I’ve got an analogy that covers both derivatives and integrals!

Your function is the speed of your car at any given time. Plugging the time in the functions gives you the speed.

Derivative is your acceleration. Integral is the distance driven up until that point in time.

Anonymous 0 Comments

I find velocity to be an easy example. The derivative of a velocity function is the acceleration function, the change in velocity. The integral of velocity is the position function, your current position over time.

One way to look at an integral is the definite integral. As opposed to the indefinite integral, which is just a function, a definite integral includes start and end points on the x axis (it can get more complicated but screw that). Solving a definite integral is what people refer to as “the area under the curve”, that is the area between your original function line and the x axis. For velocity, a definite integral of velocity is the total position change, or distance covered, between two times. For example, driving for an hour at 50mph constantly, you could take the definite integral of 50mph over the hour to get how much distance you covered, which happens to be 50 miles. Finding the “area under the curve” is easy for linear functions, as setting a start and end x value makes a polygon on the graph that you can just use geometry on to get the area, but you need the calculus magic to do this for more curvy functions like x squared.

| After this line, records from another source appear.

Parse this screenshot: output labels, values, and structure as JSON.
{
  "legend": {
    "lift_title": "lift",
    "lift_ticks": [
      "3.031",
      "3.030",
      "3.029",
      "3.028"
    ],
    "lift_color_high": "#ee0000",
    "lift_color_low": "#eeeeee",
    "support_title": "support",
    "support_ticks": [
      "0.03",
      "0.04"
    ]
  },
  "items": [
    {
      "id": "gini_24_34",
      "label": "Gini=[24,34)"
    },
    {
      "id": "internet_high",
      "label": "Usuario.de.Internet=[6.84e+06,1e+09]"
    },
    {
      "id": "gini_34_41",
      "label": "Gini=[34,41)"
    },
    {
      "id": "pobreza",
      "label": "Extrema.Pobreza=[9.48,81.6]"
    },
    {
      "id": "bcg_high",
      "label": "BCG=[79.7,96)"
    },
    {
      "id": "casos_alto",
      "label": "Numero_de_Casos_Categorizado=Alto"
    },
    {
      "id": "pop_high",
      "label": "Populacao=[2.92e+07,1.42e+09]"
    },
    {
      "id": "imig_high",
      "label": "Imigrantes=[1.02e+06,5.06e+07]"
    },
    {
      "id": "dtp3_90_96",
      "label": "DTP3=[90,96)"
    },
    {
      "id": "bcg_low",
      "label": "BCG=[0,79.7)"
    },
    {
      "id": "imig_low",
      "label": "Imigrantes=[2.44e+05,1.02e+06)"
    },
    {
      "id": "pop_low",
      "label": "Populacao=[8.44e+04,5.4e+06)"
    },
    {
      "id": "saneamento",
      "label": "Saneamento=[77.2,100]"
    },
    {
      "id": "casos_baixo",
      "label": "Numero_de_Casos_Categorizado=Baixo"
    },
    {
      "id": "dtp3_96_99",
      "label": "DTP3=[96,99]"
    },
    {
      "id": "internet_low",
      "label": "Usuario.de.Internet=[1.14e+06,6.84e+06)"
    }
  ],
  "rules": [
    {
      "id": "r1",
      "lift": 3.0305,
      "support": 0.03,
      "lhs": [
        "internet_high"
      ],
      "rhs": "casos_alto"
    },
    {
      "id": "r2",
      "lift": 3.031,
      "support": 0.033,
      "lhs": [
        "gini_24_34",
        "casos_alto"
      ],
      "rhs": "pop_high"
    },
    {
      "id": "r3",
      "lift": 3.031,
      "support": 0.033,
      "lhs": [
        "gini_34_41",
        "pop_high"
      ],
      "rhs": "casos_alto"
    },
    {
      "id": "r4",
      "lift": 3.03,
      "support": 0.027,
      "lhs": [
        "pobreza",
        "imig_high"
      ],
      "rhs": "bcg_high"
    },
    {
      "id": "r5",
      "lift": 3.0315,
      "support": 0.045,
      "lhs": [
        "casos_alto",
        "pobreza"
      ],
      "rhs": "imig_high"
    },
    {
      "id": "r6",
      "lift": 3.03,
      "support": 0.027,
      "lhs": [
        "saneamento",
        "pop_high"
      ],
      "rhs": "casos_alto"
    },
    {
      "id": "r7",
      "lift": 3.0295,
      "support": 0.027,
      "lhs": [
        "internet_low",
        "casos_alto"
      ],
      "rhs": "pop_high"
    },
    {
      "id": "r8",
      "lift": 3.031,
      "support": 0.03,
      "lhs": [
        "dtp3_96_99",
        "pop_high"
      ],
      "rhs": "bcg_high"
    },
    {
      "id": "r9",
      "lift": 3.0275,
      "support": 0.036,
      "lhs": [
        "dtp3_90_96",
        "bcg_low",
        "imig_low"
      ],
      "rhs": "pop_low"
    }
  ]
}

Another way to look at a velocity integral is the current position at the given time. If you pick an x value on the velocity function, you can plug that x into the integral function to get the position at that time. Remember that constants are lost when differentiating, so the integral of a function is always some function “plus C”, the unknown constant. You can never know for sure what the exact position of something is if you only have the velocity function, but it will always differ from the true value by a constant “C” value. For velocity, the C value in the integral could be seen as your starting point. Maybe you’re driving across the country, but you start 10 miles in from one of the borders, so C may be “+10”.

Anonymous 0 Comments

Here’s one for you: I had to estimate the amount of gravel to fill a ditch. The ditch varied in depth from one end to the other (increasing, though not perfectly regularly). I measured the depth of the ditch at regular intervals and interpolated a function from those points. The integral of that function was the amount of gravel I would need.